The Washington Post has reported that Vice President Mike Pence’s hometown of Columbus, Indiana will be one of the hardest hit communities in the United States after President Donald Trump’s trade tariffs go into effect.
According to the Post, the reason for this is that a Brookings Institution analysis found that Pence’s hometown is the metro area most reliant on exports in the entire country. One-half of the Columbus economy — or gross domestic product — is made up of exports to other countries.
“Mike Pence’s hometown of Columbus, Indiana, is the most export-reliant region in the country. Now, it’s among the areas most vulnerable to job losses from Donald Trump’s international trade war.”

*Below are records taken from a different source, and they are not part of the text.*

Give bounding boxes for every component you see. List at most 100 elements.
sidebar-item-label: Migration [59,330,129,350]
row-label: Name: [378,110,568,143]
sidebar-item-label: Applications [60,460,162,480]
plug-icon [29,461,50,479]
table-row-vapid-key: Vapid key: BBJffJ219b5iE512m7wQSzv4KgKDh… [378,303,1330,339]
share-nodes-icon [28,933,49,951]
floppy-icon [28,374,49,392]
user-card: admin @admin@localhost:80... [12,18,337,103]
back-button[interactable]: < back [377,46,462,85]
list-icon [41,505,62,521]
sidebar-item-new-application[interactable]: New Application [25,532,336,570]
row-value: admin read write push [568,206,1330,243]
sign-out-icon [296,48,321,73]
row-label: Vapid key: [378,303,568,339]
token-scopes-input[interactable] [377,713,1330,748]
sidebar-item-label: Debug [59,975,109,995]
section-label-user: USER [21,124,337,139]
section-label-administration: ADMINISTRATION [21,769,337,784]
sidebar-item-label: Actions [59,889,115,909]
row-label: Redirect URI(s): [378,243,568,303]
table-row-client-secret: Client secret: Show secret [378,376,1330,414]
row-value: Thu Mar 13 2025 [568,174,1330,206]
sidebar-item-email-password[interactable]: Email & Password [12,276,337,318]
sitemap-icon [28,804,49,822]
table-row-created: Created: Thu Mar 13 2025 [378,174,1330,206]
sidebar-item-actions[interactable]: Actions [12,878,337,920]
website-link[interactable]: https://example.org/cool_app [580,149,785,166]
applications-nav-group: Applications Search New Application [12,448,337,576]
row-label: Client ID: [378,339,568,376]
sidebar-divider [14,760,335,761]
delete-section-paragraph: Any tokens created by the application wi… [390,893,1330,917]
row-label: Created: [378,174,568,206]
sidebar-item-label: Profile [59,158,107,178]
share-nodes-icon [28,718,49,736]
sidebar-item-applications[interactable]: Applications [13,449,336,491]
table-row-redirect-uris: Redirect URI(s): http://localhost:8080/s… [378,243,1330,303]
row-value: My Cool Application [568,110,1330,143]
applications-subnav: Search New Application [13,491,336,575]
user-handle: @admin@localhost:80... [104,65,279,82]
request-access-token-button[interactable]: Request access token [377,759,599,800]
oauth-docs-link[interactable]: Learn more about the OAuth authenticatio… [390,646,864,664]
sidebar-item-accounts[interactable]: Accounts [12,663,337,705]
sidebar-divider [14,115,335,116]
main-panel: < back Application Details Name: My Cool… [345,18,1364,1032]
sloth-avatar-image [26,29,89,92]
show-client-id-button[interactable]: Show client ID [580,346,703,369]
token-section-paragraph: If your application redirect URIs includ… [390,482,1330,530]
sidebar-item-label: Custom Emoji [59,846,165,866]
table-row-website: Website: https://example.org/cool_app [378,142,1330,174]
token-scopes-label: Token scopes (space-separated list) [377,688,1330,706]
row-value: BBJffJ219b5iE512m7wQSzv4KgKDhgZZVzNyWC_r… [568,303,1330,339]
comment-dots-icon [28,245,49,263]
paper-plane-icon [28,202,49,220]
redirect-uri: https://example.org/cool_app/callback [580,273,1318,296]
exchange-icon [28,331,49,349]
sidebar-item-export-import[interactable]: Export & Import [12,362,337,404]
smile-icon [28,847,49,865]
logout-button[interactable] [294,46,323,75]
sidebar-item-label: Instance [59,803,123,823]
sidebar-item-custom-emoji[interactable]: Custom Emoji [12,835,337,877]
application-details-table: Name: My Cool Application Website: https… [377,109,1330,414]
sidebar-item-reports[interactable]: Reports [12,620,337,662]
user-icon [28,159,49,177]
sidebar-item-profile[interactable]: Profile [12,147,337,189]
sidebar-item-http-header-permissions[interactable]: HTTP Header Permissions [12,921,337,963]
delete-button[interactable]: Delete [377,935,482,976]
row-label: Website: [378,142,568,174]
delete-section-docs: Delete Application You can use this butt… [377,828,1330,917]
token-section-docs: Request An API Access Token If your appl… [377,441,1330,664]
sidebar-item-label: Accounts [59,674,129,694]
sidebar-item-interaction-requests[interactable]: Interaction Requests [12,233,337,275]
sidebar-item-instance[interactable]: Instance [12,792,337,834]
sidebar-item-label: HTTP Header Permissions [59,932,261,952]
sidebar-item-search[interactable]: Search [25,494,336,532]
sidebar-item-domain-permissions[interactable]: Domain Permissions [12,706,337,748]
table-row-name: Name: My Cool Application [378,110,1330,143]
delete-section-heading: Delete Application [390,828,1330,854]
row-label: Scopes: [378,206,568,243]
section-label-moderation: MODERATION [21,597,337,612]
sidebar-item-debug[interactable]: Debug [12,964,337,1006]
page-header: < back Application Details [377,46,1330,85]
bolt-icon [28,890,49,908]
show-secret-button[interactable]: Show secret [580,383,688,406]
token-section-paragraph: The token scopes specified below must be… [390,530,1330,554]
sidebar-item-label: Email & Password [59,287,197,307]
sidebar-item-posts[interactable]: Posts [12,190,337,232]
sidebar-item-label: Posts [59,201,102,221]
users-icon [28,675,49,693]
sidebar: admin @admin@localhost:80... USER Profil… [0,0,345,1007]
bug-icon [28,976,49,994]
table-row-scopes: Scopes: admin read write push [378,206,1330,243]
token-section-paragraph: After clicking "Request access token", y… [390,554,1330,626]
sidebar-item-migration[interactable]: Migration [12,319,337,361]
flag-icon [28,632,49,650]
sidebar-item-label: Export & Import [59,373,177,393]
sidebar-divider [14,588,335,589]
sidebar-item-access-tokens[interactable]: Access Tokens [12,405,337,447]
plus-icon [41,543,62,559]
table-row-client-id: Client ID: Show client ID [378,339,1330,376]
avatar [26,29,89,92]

Mike Pence's hometown of Columbus, Indiana, is the most export-reliant region in the country.
— Chicago Tribune (@chicagotribune) July 22, 2018
Because of their region’s dependence on foreign trade, local business and political leaders in Columbus have been expressing grave concerns that the new tariffs on imports (which Pence has been strongly defending) will severely harm the area’s economic prospects.
For example, the largest employer in Columbus, Cummins Inc., may have to reduce its workforce a result of the Trump trade policy leading to large layoffs in a community that has been struggling to get back on its feet after the most recent recession.

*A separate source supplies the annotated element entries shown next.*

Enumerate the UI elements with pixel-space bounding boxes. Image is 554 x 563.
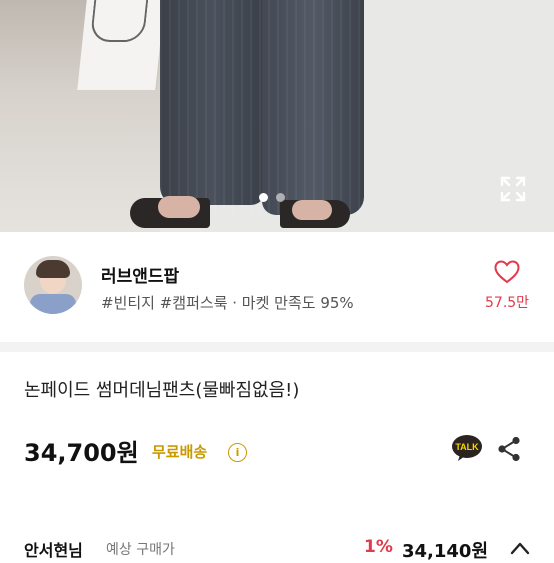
- info-icon[interactable]: i: [228, 443, 247, 462]
- pants-pinstripe: [160, 0, 364, 215]
- expected-price: 34,140원: [402, 541, 489, 562]
- discount-rate: 1%: [364, 537, 393, 557]
- seller-section: 러브앤드팝 #빈티지 #캠퍼스룩 · 마켓 만족도 95% 57.5만: [0, 232, 554, 342]
- seller-name[interactable]: 러브앤드팝: [101, 262, 179, 287]
- free-shipping-label: 무료배송: [152, 443, 208, 461]
- share-icon[interactable]: [497, 436, 521, 462]
- product-title: 논페이드 썸머데님팬츠(물빠짐없음!): [24, 380, 300, 401]
- chevron-up-icon[interactable]: [510, 541, 530, 555]
- carousel-dot-2[interactable]: [276, 193, 285, 202]
- product-image-carousel[interactable]: [0, 0, 554, 232]
- seller-tags: #빈티지 #캠퍼스룩 · 마켓 만족도 95%: [101, 294, 354, 312]
- talk-label: TALK: [455, 442, 479, 452]
- product-price: 34,700원: [24, 439, 139, 467]
- carousel-dot-1[interactable]: [259, 193, 268, 202]
- heart-outline-icon[interactable]: [494, 260, 520, 284]
- kakao-talk-icon[interactable]: TALK: [451, 434, 483, 462]
- bottom-price-bar[interactable]: 안서현님 예상 구매가 1% 34,140원: [0, 525, 554, 562]
- avatar[interactable]: [24, 256, 82, 314]
- foot-left: [158, 196, 200, 218]
- buyer-name: 안서현님: [24, 541, 83, 560]
- expand-icon[interactable]: [500, 176, 526, 202]
- avatar-body: [30, 294, 76, 314]
- expected-price-label: 예상 구매가: [106, 542, 175, 558]
- like-count: 57.5만: [485, 295, 530, 311]
- foot-right: [292, 200, 332, 220]
- section-divider: [0, 342, 554, 352]
- avatar-hair: [36, 260, 70, 278]
- carousel-indicator: [259, 193, 285, 202]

The CEO of Cummins, Tom Linebarger, said that the Trump administration’s escalating tariffs “hurt its ability to import parts from other countries” and “make it more difficult to sell its own products overseas” because of retaliation in the form of increased trade tariffs imposed by other nations on U.S. imports.
“I’m very worried,” said Linebarger who met with Trump over dinner at the White House in January as he tried to talk him out of introducing steel and aluminum tariffs and to honor American free trade agreements.
Linebarger has sounded the alarm that there may be many job losses ahead since thousands of jobs at Cummins and elsewhere in the area depend on trade.
“We will do everything we can to mitigate the impact to jobs,” he said. “It’s very clear, though, that we’re not going to be able to mitigate everything.”
Trump announced he was putting in place large new taxes on steel and aluminum tariffs several months ago, and he has not wavered ever since.
He has turned a deaf ear to the desperate pleas from his fellow Republicans in Congress and from most of the country’s leading economists and business leaders, all of whom believe that free trade is better for the economy and creates more jobs.
Trump has often said he thinks a trade war is easy to win, so that is what he has single-handedly brought to the world economy. But very few people expect there to be a positive outcome from what Trump is doing — especially the people in Mike Pence’s hometown of Columbus, Indiana.